Jour férié. Les usagers du métro avaient cédé la place à la foule des touristes. Pas les touristes habituels du week-end, venus souvent des pays voisins : Anglais, Italiens, Espagnols, Belges et Cie, mais plutôt les petites familles françaises en goguette profitant des vacances et du pont de la Toussaint. Cela faisait du monde ! Un peu encombrant par maladresse, mais si charmant. J’aime le regard curieux des enfants sur la succession des stations, j’aime lorsqu’ils se précipitent dehors à la station qui mène à la Tour Eiffel. J’aime les gestes protecteurs et soucieux des parents.

Mais au retour de l’atelier, la fatigue se faisant sentir, l’atmosphère dans le métro bondé était un peu plus électrique. À l’École militaire, un homme entre avec une grosse valise à roulettes, couleur fuchsia. Grand, lourd et épais, il la projette devant lui. Elle passe à quelques centimètres de mes jambes fragiles.
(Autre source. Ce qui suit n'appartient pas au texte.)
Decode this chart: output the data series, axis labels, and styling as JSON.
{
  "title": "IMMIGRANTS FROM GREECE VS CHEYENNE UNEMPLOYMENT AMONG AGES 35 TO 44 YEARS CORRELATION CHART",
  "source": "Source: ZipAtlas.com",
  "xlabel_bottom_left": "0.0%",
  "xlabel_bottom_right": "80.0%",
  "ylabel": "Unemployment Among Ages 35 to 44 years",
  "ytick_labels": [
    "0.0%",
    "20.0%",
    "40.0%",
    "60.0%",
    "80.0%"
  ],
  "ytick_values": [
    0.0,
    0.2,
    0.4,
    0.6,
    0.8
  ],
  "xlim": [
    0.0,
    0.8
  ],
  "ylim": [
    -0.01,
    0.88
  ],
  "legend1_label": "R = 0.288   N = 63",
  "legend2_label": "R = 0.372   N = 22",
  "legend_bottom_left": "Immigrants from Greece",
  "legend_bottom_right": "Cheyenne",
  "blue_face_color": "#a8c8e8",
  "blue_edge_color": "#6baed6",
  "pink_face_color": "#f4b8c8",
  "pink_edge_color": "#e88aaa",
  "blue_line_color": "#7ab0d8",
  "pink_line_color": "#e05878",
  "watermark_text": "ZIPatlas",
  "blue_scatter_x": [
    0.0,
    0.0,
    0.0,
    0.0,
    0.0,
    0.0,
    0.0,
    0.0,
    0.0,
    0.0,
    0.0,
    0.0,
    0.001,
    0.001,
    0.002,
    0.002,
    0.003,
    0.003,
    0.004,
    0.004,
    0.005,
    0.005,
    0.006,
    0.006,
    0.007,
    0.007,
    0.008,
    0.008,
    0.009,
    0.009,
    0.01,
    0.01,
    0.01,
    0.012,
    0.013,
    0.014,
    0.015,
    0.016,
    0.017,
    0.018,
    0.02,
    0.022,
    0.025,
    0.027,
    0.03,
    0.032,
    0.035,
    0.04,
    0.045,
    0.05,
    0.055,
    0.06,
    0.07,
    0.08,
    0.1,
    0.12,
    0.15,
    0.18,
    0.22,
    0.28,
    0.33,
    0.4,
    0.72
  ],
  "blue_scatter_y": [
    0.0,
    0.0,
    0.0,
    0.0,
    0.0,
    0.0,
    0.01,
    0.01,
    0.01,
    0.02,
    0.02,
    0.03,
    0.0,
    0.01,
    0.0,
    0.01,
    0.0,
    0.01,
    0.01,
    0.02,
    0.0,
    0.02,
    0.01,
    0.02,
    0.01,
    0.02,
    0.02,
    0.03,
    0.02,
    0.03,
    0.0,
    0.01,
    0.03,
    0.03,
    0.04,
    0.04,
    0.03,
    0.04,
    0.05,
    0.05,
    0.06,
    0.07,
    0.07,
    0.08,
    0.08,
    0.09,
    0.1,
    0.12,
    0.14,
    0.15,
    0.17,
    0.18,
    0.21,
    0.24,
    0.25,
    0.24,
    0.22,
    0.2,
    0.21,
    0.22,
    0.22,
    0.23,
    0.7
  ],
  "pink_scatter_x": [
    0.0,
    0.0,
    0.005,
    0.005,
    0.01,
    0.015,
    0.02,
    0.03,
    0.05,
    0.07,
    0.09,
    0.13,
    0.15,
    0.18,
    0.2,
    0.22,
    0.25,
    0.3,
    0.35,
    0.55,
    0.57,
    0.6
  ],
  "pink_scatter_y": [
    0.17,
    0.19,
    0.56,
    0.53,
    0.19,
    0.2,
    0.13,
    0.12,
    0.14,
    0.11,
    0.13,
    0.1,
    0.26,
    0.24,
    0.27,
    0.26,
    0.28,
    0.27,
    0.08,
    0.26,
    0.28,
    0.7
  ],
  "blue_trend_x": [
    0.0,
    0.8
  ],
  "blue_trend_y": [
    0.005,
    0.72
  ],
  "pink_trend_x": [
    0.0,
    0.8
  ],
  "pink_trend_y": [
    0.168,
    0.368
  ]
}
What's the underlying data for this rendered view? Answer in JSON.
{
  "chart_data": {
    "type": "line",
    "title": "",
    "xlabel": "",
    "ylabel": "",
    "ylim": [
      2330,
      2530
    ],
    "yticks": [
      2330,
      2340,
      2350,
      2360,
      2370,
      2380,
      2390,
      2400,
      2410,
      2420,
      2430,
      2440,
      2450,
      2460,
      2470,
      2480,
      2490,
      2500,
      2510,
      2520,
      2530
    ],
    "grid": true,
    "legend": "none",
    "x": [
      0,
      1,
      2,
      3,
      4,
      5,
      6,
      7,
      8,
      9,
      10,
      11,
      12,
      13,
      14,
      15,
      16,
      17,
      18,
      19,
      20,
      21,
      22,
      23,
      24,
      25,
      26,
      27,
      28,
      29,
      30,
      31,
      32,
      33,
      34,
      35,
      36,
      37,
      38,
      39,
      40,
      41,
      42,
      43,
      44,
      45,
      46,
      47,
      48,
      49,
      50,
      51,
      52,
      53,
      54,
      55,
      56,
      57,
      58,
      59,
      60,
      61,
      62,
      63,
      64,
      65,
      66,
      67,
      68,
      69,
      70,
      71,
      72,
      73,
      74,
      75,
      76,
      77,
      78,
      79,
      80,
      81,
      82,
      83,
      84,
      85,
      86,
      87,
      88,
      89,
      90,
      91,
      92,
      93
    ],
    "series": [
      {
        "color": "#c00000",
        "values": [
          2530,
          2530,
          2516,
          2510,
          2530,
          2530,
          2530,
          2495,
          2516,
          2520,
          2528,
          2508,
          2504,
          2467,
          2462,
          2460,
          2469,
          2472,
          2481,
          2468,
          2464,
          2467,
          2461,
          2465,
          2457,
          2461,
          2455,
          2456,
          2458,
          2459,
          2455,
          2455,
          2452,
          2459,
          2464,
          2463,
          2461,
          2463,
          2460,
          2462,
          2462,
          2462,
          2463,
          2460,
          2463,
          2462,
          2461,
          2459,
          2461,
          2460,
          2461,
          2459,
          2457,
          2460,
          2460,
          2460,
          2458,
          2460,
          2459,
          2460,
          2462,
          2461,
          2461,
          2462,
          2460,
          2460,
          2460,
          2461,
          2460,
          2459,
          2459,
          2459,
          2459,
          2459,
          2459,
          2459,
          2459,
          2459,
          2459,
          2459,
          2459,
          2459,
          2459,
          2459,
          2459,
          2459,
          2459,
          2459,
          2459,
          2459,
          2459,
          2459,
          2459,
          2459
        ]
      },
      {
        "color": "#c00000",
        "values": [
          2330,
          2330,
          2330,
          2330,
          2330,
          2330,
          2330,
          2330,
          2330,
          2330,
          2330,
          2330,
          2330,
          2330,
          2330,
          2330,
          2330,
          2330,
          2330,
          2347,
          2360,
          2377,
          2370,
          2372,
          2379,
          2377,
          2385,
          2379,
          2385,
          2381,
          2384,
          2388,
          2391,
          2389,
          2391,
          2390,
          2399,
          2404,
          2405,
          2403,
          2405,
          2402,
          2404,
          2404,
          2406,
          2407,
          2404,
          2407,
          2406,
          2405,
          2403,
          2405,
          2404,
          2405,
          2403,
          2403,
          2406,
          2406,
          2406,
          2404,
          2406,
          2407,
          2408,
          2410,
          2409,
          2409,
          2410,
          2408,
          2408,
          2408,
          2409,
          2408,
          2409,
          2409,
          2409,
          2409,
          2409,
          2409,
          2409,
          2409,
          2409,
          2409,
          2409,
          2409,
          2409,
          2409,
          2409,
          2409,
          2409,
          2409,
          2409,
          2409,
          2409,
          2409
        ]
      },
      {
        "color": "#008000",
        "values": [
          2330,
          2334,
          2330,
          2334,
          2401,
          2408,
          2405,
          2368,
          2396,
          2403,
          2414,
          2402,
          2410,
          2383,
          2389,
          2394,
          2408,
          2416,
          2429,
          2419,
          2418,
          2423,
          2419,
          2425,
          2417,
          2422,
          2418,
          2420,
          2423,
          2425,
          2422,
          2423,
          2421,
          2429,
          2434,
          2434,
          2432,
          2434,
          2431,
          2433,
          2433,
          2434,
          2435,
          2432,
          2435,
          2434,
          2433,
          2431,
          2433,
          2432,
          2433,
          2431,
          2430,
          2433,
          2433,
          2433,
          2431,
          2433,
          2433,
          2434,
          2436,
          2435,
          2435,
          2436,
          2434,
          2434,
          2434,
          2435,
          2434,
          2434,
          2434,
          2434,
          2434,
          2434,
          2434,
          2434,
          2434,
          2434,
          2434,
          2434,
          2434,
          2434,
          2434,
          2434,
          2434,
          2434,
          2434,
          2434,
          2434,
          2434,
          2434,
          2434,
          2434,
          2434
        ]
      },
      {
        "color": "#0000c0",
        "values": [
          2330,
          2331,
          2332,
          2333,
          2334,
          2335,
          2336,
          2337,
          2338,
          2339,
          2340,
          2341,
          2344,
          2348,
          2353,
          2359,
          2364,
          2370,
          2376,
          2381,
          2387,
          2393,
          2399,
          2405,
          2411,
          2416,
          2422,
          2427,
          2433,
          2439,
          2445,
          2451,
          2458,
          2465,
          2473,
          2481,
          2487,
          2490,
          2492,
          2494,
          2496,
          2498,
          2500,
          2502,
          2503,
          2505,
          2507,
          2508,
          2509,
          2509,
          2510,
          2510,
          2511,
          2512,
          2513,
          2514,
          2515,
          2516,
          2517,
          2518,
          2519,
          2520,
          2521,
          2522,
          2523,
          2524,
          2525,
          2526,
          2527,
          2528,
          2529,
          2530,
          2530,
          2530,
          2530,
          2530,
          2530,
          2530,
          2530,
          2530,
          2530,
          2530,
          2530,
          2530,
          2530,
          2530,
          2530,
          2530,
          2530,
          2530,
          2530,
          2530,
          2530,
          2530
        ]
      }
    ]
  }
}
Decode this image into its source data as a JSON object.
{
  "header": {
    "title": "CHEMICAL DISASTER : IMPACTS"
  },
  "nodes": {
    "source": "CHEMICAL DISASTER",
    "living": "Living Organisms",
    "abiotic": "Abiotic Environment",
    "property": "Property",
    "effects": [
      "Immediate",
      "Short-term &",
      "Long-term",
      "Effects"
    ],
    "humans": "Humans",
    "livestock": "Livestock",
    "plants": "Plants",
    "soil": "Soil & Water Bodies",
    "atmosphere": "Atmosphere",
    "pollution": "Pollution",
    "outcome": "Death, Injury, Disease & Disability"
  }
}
Je dois avouer que les valises des occupants des rbnb omniprésentes au centre de Paris commencent à m’agacer. Bruyantes et encombrantes, elles sont poussées sans vergogne par des touristes souvent mal élevés et c’est d’un ton peu amène que je murmure :

— Dangereux !

Il me toise et rétorque, la mine mauvaise :

— Vous n’êtes pas obligée de la cogner !

Il est très rare qu’on soit désagréable avec moi, je le regarde stupéfaite :

— D’où sortez-vous ? lui dis-je, comme s’il habitait la planète Mars.

— De France ! me répond-il sur un ton nationaliste.

Il est accompagné d’un ami qui porte sur le ventre un énorme sac rouge. Celui-ci ajoute pour calmer la situation :

— De Charente. C’est un rebelle !

Il n’y a pas si longtemps, j’étais à Cholet où j’ai constaté que la révolte des Vendéens durant la Révolution Française pouvait servir de prétexte à des réactions hostiles à l’égard de Paris. J’affirmai :

— Les Parisiens sont charmants !

L’homme au sac rouge bredouilla quelques mots d’où il sortait que les étrangers n’étaient pas de cet avis. Je poursuivis :

— Naturellement, quand on n’est pas désagréable avec eux !

Il expliqua qu’il avait été chauffeur de taxi pendant des années à Paris et qu’il en avait entendu de vertes et de pas mûres. J’insistai :

— Si Paris était si pénible, ils ne viendraient pas par millions pour la visiter !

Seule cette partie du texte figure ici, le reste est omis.